It was certainly a busy week in the news media and for the public, between the Boston Marathon bombing, the fertilizer plant explosion in West. There was the late season snows in the northern US, and the massive rain in the central US. Terror and factionalism continued in troubled parts of the world. A huge earthquake rocked China, and North Korea acted like a spoiled child; one day threatening nuclear war and the next putting on a flower festival. Margaret Thatcher was buried. A midst all of this, 40 or so miles north of that fertilizer plant in Texas, the Boy Scouts issued the following proposal, to allow gay scouts, but not gay leaders.
Perhaps by issuing the press release Friday afternoon on the busiest news day in years, they were trying to bury their story, knowing it was controversial. But this decision is at best a partial solution with more ramifications than the whims of a private organization. And the Boy Scouts are a private organization, but they do bear a public responsibility.
What happened in Boston is horrific, and our hearts go out to them. The news is beginning to reveal some sense of how this happened. The older brother, of a Chechen immigrant family, had steadily gone from what we would see as a normal, even exemplary young man to one who harbored extremist views and hate. It looks like Tamerlan was the driver of the deed more than his younger brother, Dzhokhar. We heard sound bites and interviews with their friends, who were classmates and teammates, and girlfriends with these guys. Some people did recognize they were changing, though. As the public discourse – and the investigating authorities – dig into the question of ‘How does something like this happen?’ we explore various answers.
We can check several things off the answer list already. We can’t blame Chechnya, or Islam. We can’t blame someone who may have noticed, standing among a cheering crowd at the finish line, a black nylon bag and did not immediately call 911. We can’t blame the federal government, who interviewed these brothers at the suggestion of Russia, but did not decide to deport them. Nor should we call for some drastic push for greater restrictions and a lessening of civil rights.
The solution, which will not guarantee safety, but is nevertheless the most effective, lies in what we gain from the best commentaries we are hearing about Boston and terrorism in general. Terrorism is not effective against a strong community. You too may have welled up if you heard the National Anthem sung so heartily at the Bruins game and other events around the country. But strength of community is not measured by enthusiasm in singing, nor our ability to party. We regular people need to show we care. The penultimate example is those heroes – in or out of uniform – who ran toward the problem. There were many of these exemplary people in West, Texas, too.
I hope and pray that not all of us will be faced with the decision of whether to run toward a mortal disaster. But each of us is a member of our community. We all talk to each other every day. We must remember that with great freedom comes great responsibility. That is a lesson that must remain a priority as we might let down our guard, and get back to our routines. No-one has the right to act on bigoted prejudice. You have a right to your opinion, but not to be a jerk.
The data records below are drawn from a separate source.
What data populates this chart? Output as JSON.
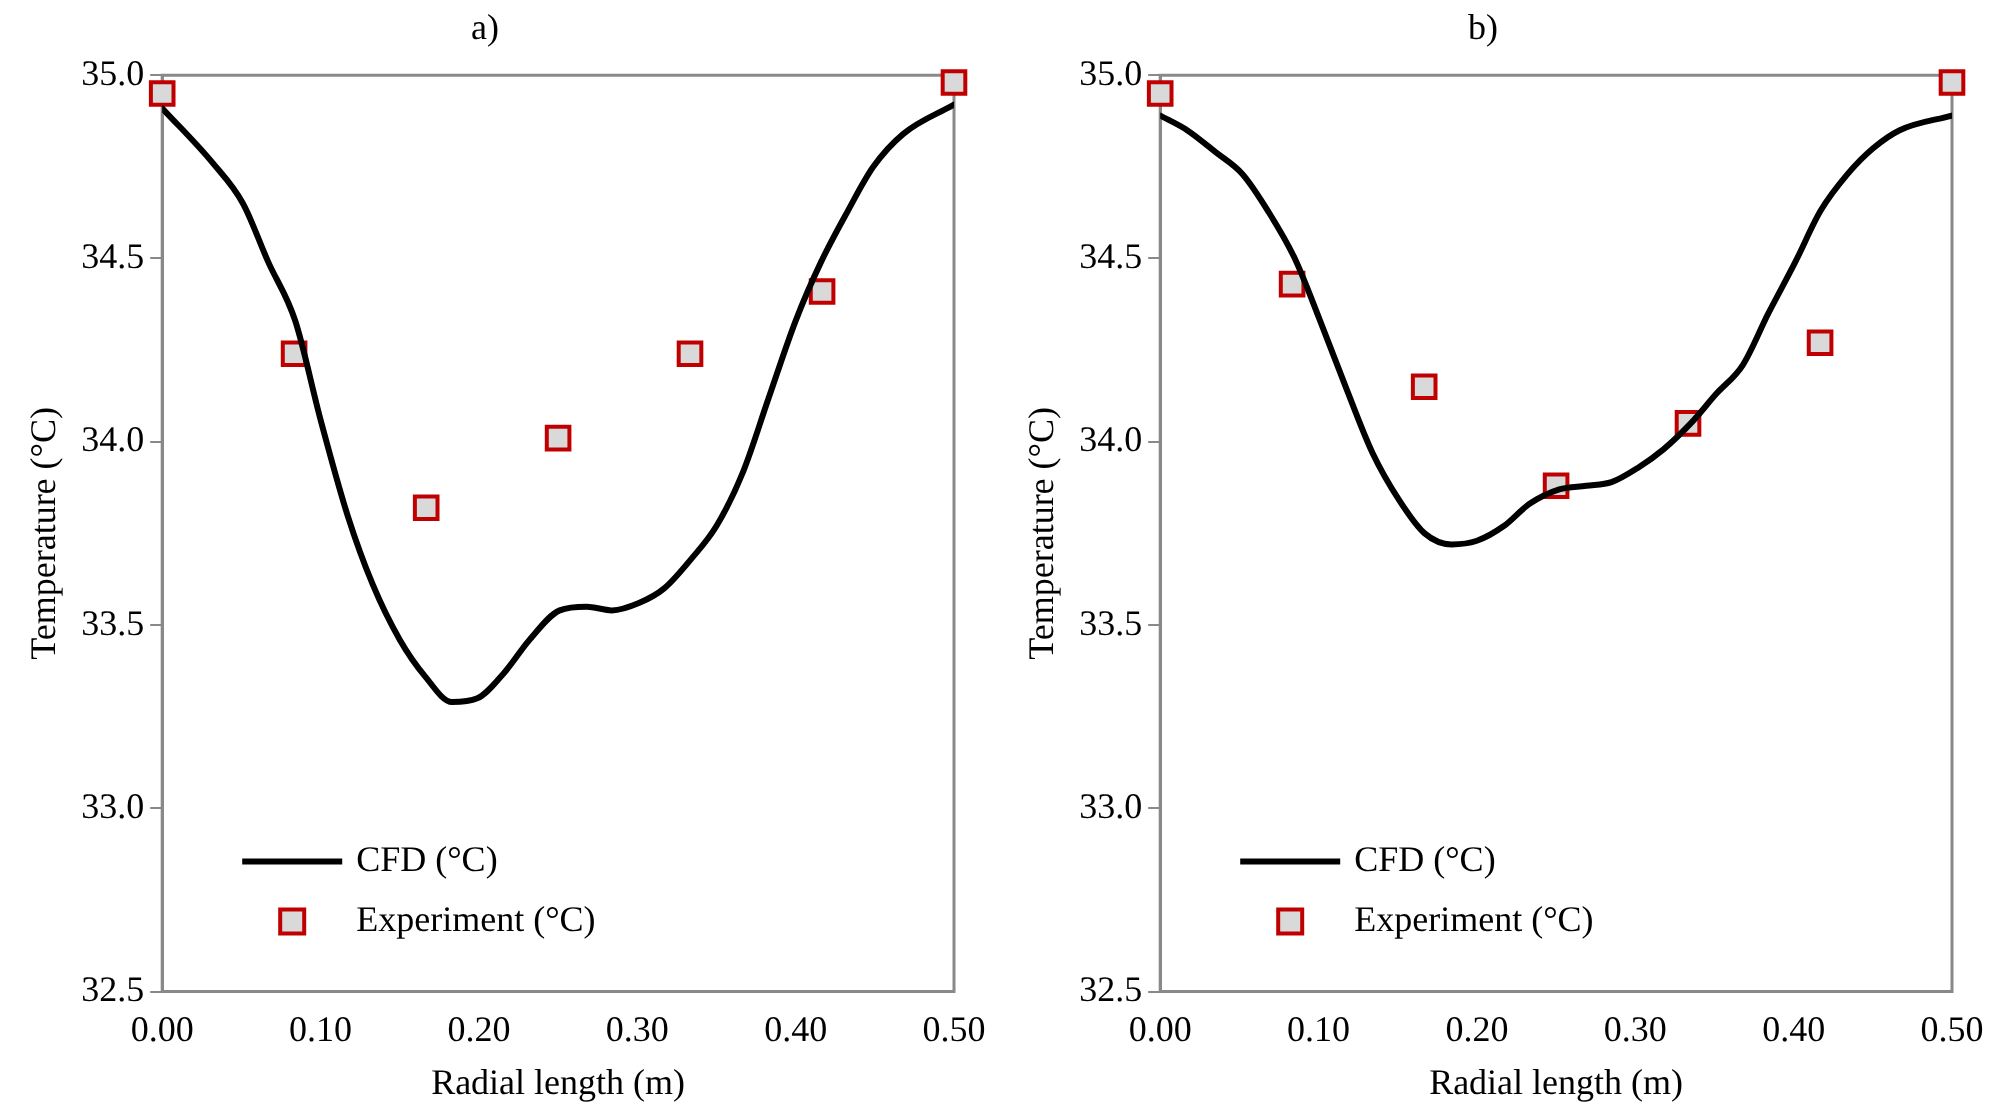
{
  "chart_data": [
    {
      "type": "line",
      "title": "a)",
      "xlabel": "Radial length (m)",
      "ylabel": "Temperature (°C)",
      "xlim": [
        0,
        0.5
      ],
      "xticks": [
        {
          "value": 0,
          "label": "0.00"
        },
        {
          "value": 0.1,
          "label": "0.10"
        },
        {
          "value": 0.2,
          "label": "0.20"
        },
        {
          "value": 0.3,
          "label": "0.30"
        },
        {
          "value": 0.4,
          "label": "0.40"
        },
        {
          "value": 0.5,
          "label": "0.50"
        }
      ],
      "ylim": [
        32.5,
        35
      ],
      "yticks": [
        {
          "value": 32.5,
          "label": "32.5"
        },
        {
          "value": 33,
          "label": "33.0"
        },
        {
          "value": 33.5,
          "label": "33.5"
        },
        {
          "value": 34,
          "label": "34.0"
        },
        {
          "value": 34.5,
          "label": "34.5"
        },
        {
          "value": 35,
          "label": "35.0"
        }
      ],
      "grid": false,
      "legend": "bottom left",
      "series": [
        {
          "name": "CFD (°C)",
          "color": "#000000",
          "marker": "none",
          "line_style": "solid",
          "x": [
            0,
            0.032,
            0.051,
            0.067,
            0.084,
            0.1,
            0.117,
            0.133,
            0.15,
            0.166,
            0.183,
            0.199,
            0.216,
            0.232,
            0.251,
            0.268,
            0.284,
            0.301,
            0.317,
            0.334,
            0.35,
            0.367,
            0.383,
            0.4,
            0.416,
            0.433,
            0.449,
            0.468,
            0.5
          ],
          "values": [
            34.91,
            34.76,
            34.65,
            34.49,
            34.33,
            34.06,
            33.8,
            33.61,
            33.46,
            33.36,
            33.29,
            33.3,
            33.37,
            33.46,
            33.54,
            33.55,
            33.54,
            33.56,
            33.6,
            33.68,
            33.77,
            33.92,
            34.12,
            34.33,
            34.49,
            34.63,
            34.75,
            34.84,
            34.92
          ]
        },
        {
          "name": "Experiment (°C)",
          "type": "scatter",
          "color": "#c00000",
          "marker": "square",
          "x": [
            0,
            0.0833,
            0.1667,
            0.25,
            0.3333,
            0.4167,
            0.5
          ],
          "values": [
            34.95,
            34.24,
            33.82,
            34.01,
            34.24,
            34.41,
            34.98
          ]
        }
      ]
    },
    {
      "type": "line",
      "title": "b)",
      "xlabel": "Radial length (m)",
      "ylabel": "Temperature (°C)",
      "xlim": [
        0,
        0.5
      ],
      "xticks": [
        {
          "value": 0,
          "label": "0.00"
        },
        {
          "value": 0.1,
          "label": "0.10"
        },
        {
          "value": 0.2,
          "label": "0.20"
        },
        {
          "value": 0.3,
          "label": "0.30"
        },
        {
          "value": 0.4,
          "label": "0.40"
        },
        {
          "value": 0.5,
          "label": "0.50"
        }
      ],
      "ylim": [
        32.5,
        35
      ],
      "yticks": [
        {
          "value": 32.5,
          "label": "32.5"
        },
        {
          "value": 33,
          "label": "33.0"
        },
        {
          "value": 33.5,
          "label": "33.5"
        },
        {
          "value": 34,
          "label": "34.0"
        },
        {
          "value": 34.5,
          "label": "34.5"
        },
        {
          "value": 35,
          "label": "35.0"
        }
      ],
      "grid": false,
      "legend": "bottom left",
      "series": [
        {
          "name": "CFD (°C)",
          "color": "#000000",
          "marker": "none",
          "line_style": "solid",
          "x": [
            0,
            0.017,
            0.035,
            0.052,
            0.068,
            0.085,
            0.101,
            0.118,
            0.134,
            0.151,
            0.167,
            0.184,
            0.2,
            0.217,
            0.233,
            0.252,
            0.269,
            0.285,
            0.302,
            0.318,
            0.335,
            0.351,
            0.368,
            0.384,
            0.401,
            0.417,
            0.434,
            0.45,
            0.467,
            0.5
          ],
          "values": [
            34.89,
            34.85,
            34.79,
            34.73,
            34.63,
            34.5,
            34.33,
            34.14,
            33.97,
            33.84,
            33.75,
            33.72,
            33.73,
            33.77,
            33.83,
            33.87,
            33.88,
            33.89,
            33.93,
            33.98,
            34.05,
            34.13,
            34.21,
            34.35,
            34.49,
            34.63,
            34.73,
            34.8,
            34.85,
            34.89
          ]
        },
        {
          "name": "Experiment (°C)",
          "type": "scatter",
          "color": "#c00000",
          "marker": "square",
          "x": [
            0,
            0.0833,
            0.1667,
            0.25,
            0.3333,
            0.4167,
            0.5
          ],
          "values": [
            34.95,
            34.43,
            34.15,
            33.88,
            34.05,
            34.27,
            34.98
          ]
        }
      ]
    }
  ]
}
And each of us has the responsibility to admonish fellow members of our community who might be headed in that direction.
The Boy Scouts claim to be a values-based organization, whose priority is to build character. The Girl Scouts, the YMCA, and scores of other youth and family serving organizations make the same claim. They have a duty to operate in a manner that is free of prejudice. The announcement made by the Boy Scouts is a half solution, and falls short of its responsibility. George H.W. Bush once said, “You cannot federalize virtue.” And he was right. There are formal ways to assure that the right thing happens; through legislation, policies and charters. We need policies that allow the best in each other to be manifest, and when we fail in our responsibilities, it is because we allow apathy to set in, and some more formal push is needed. A good daily life comes from the efforts of good citizens, daily.
I am an Eagle Scout, and I cannot abide this policy of testing the sexual orientation of scouts or their leaders and labeling them. I certainly would not tolerate abusive or perverted behavior either. We do know there is a difference. The scouts should see this. They are misguided if they think otherwise.
Has our culture allowed so much passive tolerance that any belief is okay, that any bigot can do as they please? There is a fine line between the values of tolerance and good character. The lazy among us avoid the issue. But there are criteria to know the right thing to do. Teachers and parents are taught to love children, but identify bad behavior. And each of us does have the chance to step in and reverse the course of anger, pain and suffering in our neighbor. And it’s better to catch it sooner than later.
Neil Diamond led a spirited round of “Sweet Caroline” at the Red Sox game yesterday. Everyone – I mean everyone – seemed to join in, with a sense of relief and release. But let us not relax with a sense of abandon. We are our brothers’ keeper.